This is a quarter-scale model of an idea called ‘Revolver’ – a design based on circular motion and continuity, with tubular doors that revolve into the floor, iris headlights, and a chassis that is sideways and circular-driving by means of two joysticks that innovatively interact the speed and direction of the wheels and motion.
As a designer I think my skills are in creating physical forms with attention to detail, and an overall ability to ‘see’ a form with a physical, functional presence. Walking around something, having a mental map of every line, every intersection; feeling and experiencing it. I did my entire final year of Automotive Design without digital modelling; I could sculpt anything in life, with clay, but the interface of the program I was shown was not intuitive, and did not help me to transfer my skills to the digital realm. The construction of 3D models seemed in comparison to be an abstract technical exercise rather than an artistic, physical, feeling one (it’s a shame there isn’t an interface that could have married the two). Because time was of the essence, the only way of producing the physical, working model, with complete interior and exterior, was to work in the way I knew I already had expertise in.
First, I sketched out a plan and profile, with accurate packaging. That allows me to ‘see’ the design in my minds eye. I let ideas evolve, but I rarely move into 3D without knowing where lines are going to go. I did not do a pile of sexy marker renderings with 25 inch wheels, zero ground clearance and windows only a cockroach could see out of! Instead, I modelled it in cardboard. I then produced a more accurate technical package, quarter scale, and sculpted the quarter scale clay. This was finished and cast in fibreglass extremely quickly, as the greater part of the work was finishing and fitting out the inside, and working out the mechanisms for the sliding door etc.
The final exterior finish is another instance of designing an item to ‘age’ and look better old than new (see my pilot project for this concept here), and therefore resembled slightly dirty brushed stainless steel. Several processes went into creating a finish that, next to the real stainless steel of the doors, looked like the same material.

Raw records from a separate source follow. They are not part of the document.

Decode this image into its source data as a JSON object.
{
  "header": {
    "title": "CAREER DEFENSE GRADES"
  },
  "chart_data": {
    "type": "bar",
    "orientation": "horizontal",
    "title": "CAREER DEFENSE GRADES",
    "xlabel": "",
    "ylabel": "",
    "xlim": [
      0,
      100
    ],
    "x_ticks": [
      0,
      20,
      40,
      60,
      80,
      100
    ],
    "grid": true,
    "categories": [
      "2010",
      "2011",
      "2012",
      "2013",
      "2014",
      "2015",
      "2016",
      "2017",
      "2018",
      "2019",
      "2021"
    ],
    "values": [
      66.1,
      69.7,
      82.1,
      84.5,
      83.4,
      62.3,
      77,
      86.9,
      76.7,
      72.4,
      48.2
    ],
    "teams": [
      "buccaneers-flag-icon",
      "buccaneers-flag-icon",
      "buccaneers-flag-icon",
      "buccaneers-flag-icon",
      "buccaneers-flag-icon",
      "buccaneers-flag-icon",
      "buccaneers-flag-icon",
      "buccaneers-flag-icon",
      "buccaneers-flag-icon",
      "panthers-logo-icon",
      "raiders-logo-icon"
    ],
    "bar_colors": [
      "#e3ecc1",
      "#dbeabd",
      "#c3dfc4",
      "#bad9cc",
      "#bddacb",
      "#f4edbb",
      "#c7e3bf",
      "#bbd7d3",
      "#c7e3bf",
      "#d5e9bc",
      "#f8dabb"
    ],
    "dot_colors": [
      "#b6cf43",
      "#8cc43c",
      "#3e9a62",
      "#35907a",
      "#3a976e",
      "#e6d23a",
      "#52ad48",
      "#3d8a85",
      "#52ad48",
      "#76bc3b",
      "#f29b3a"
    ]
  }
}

The model is very much a concept car – I suppose I see only the faults and where the design needs development (so much of it was unfinished or only hinted at) but I did achieve one of the few display models that had a realistic ground clearance, real-world wheel sizes, and interior head clearance. You can’t cheat a model that has a complete working interior (something rarely done). It had sliding and tilting seats, and working lights; the only thing that it didn’t do was drive. It was awarded Best Physical Model in show.

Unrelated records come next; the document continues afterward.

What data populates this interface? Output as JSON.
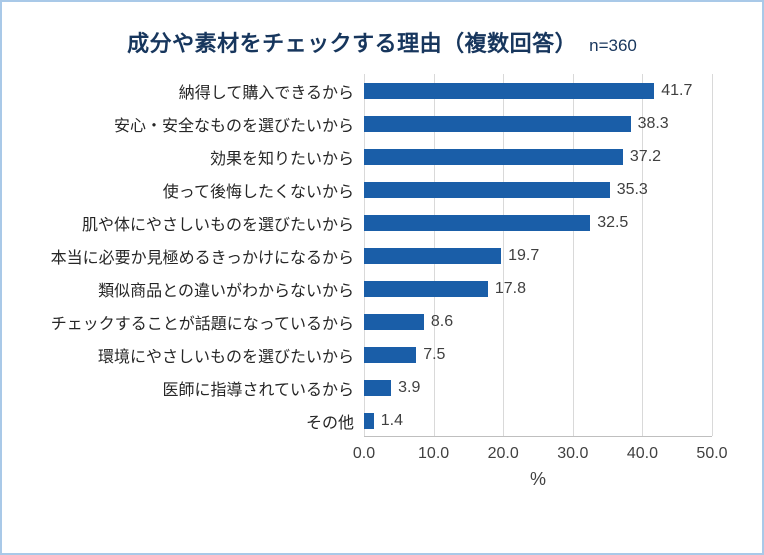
{
  "header": {
    "title": "成分や素材をチェックする理由（複数回答）",
    "n_label": "n=360"
  },
  "colors": {
    "bar": "#1A5EA8",
    "title_text": "#17365D",
    "grid": "#D9D9D9",
    "axis_line": "#BFBFBF",
    "panel_border": "#A9C9E8",
    "label_text": "#404040"
  },
  "chart_data": {
    "type": "bar",
    "orientation": "horizontal",
    "title": "成分や素材をチェックする理由（複数回答）",
    "subtitle": "n=360",
    "xlabel": "%",
    "xlim": [
      0,
      50
    ],
    "tick_values": [
      0,
      10,
      20,
      30,
      40,
      50
    ],
    "grid": true,
    "categories": [
      "納得して購入できるから",
      "安心・安全なものを選びたいから",
      "効果を知りたいから",
      "使って後悔したくないから",
      "肌や体にやさしいものを選びたいから",
      "本当に必要か見極めるきっかけになるから",
      "類似商品との違いがわからないから",
      "チェックすることが話題になっているから",
      "環境にやさしいものを選びたいから",
      "医師に指導されているから",
      "その他"
    ],
    "values": [
      41.7,
      38.3,
      37.2,
      35.3,
      32.5,
      19.7,
      17.8,
      8.6,
      7.5,
      3.9,
      1.4
    ]
  }
}
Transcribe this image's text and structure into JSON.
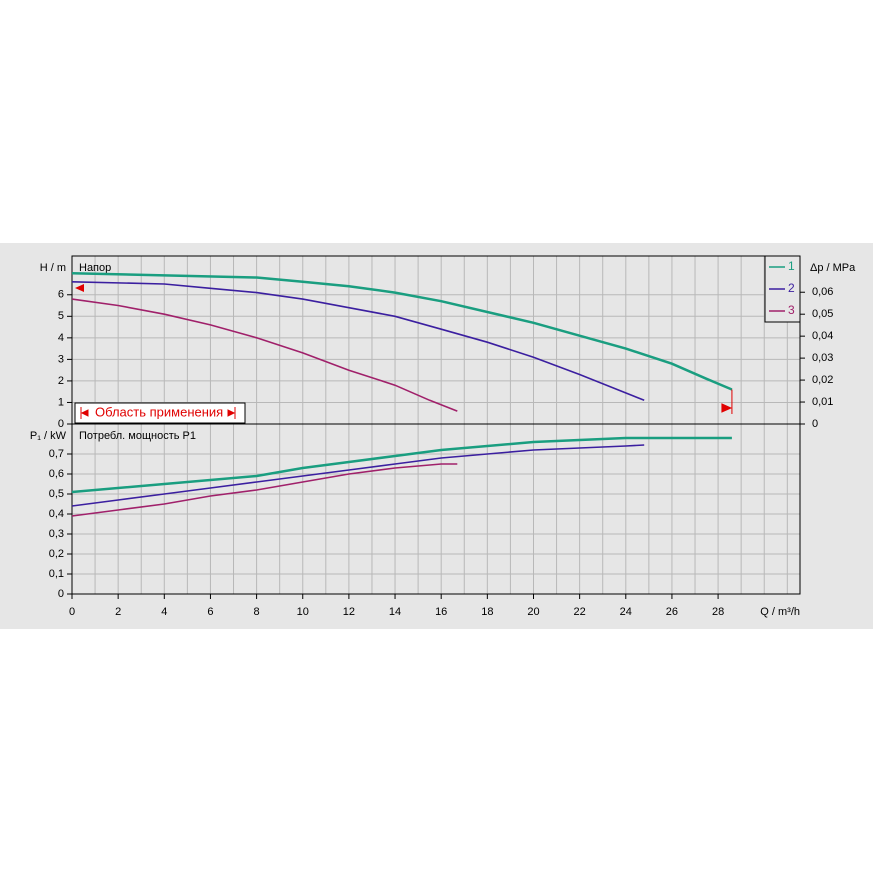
{
  "chart_data": [
    {
      "type": "line",
      "y_label": "H / m",
      "panel_label": "Напор",
      "y2_label": "Δp / MPa",
      "annotation": "Область применения",
      "xlim": [
        0,
        31.55
      ],
      "xticks": [
        0,
        2,
        4,
        6,
        8,
        10,
        12,
        14,
        16,
        18,
        20,
        22,
        24,
        26,
        28
      ],
      "ylim": [
        0,
        7.8
      ],
      "yticks": [
        0,
        1,
        2,
        3,
        4,
        5,
        6
      ],
      "y2lim": [
        0,
        0.0765
      ],
      "y2ticks": [
        0,
        {
          "value": 0.01,
          "label": "0,01"
        },
        {
          "value": 0.02,
          "label": "0,02"
        },
        {
          "value": 0.03,
          "label": "0,03"
        },
        {
          "value": 0.04,
          "label": "0,04"
        },
        {
          "value": 0.05,
          "label": "0,05"
        },
        {
          "value": 0.06,
          "label": "0,06"
        }
      ],
      "grid": true,
      "legend": "top-right",
      "series": [
        {
          "name": "1",
          "color": "#1a9e80",
          "x": [
            0,
            4,
            8,
            10,
            12,
            14,
            16,
            18,
            20,
            22,
            24,
            26,
            27.5,
            28.6
          ],
          "values": [
            7.0,
            6.9,
            6.8,
            6.6,
            6.4,
            6.1,
            5.7,
            5.2,
            4.7,
            4.1,
            3.5,
            2.8,
            2.1,
            1.6
          ]
        },
        {
          "name": "2",
          "color": "#3b1fa0",
          "x": [
            0,
            4,
            6,
            8,
            10,
            12,
            14,
            16,
            18,
            20,
            22,
            24.8
          ],
          "values": [
            6.6,
            6.5,
            6.3,
            6.1,
            5.8,
            5.4,
            5.0,
            4.4,
            3.8,
            3.1,
            2.3,
            1.1
          ]
        },
        {
          "name": "3",
          "color": "#a0206a",
          "x": [
            0,
            2,
            4,
            6,
            8,
            10,
            12,
            14,
            15.5,
            16.7
          ],
          "values": [
            5.8,
            5.5,
            5.1,
            4.6,
            4.0,
            3.3,
            2.5,
            1.8,
            1.1,
            0.6
          ]
        }
      ]
    },
    {
      "type": "line",
      "y_label": "P₁ / kW",
      "panel_label": "Потребл. мощность P1",
      "x_label": "Q / m³/h",
      "xlim": [
        0,
        31.55
      ],
      "xticks": [
        0,
        2,
        4,
        6,
        8,
        10,
        12,
        14,
        16,
        18,
        20,
        22,
        24,
        26,
        28
      ],
      "ylim": [
        0,
        0.85
      ],
      "yticks": [
        0,
        {
          "value": 0.1,
          "label": "0,1"
        },
        {
          "value": 0.2,
          "label": "0,2"
        },
        {
          "value": 0.3,
          "label": "0,3"
        },
        {
          "value": 0.4,
          "label": "0,4"
        },
        {
          "value": 0.5,
          "label": "0,5"
        },
        {
          "value": 0.6,
          "label": "0,6"
        },
        {
          "value": 0.7,
          "label": "0,7"
        }
      ],
      "grid": true,
      "series": [
        {
          "color": "#1a9e80",
          "x": [
            0,
            4,
            8,
            10,
            12,
            14,
            16,
            18,
            20,
            22,
            24,
            26,
            28.6
          ],
          "values": [
            0.51,
            0.55,
            0.59,
            0.63,
            0.66,
            0.69,
            0.72,
            0.74,
            0.76,
            0.77,
            0.78,
            0.78,
            0.78
          ]
        },
        {
          "color": "#3b1fa0",
          "x": [
            0,
            2,
            4,
            6,
            8,
            10,
            12,
            14,
            16,
            18,
            20,
            22,
            24,
            24.8
          ],
          "values": [
            0.44,
            0.47,
            0.5,
            0.53,
            0.56,
            0.59,
            0.62,
            0.65,
            0.68,
            0.7,
            0.72,
            0.73,
            0.74,
            0.745
          ]
        },
        {
          "color": "#a0206a",
          "x": [
            0,
            2,
            4,
            6,
            8,
            10,
            12,
            14,
            16,
            16.7
          ],
          "values": [
            0.39,
            0.42,
            0.45,
            0.49,
            0.52,
            0.56,
            0.6,
            0.63,
            0.65,
            0.65
          ]
        }
      ]
    }
  ]
}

The next stage I’d move into if I were to develop this design is digital modelling. I slightly hesitate to use the term ‘CAD’ (‘Computer Aided Design’) – I can see how ‘designer’ has been conflated with ‘digital modeller’ in industry, but it does neglect the value of design as creative art and thought process. Design skill itself is one of those things you might describe in terms of the larger percentage of the process being in the mind; the physical part is a matter of communication. It is only in relatively recent history (only the last few decades, in fact) that computers have aided us in speeding up prototyping and manufacture. A great deal of extraordinary design has been imagined and created over the centuries, not once requiring additional skills that do not relate to the ability to think conceptually; to think differently, to resolve problems creatively and to be able to convey visually and accurately ideas, such that engineers and machinery specialists can help develop them. I enjoy designing cars (coming from a social and psychological interest in freedom, physical autonomy and automotive ‘companionship’) but, in an industry mostly interested in quick and efficient turnover, and whilst innovations do trickle through, if anything revolutionary exists in terms of pure design it most likely resides in the minds of individuals or teams with complimentry skills and a priority for creating something that has genuine value and authenticity.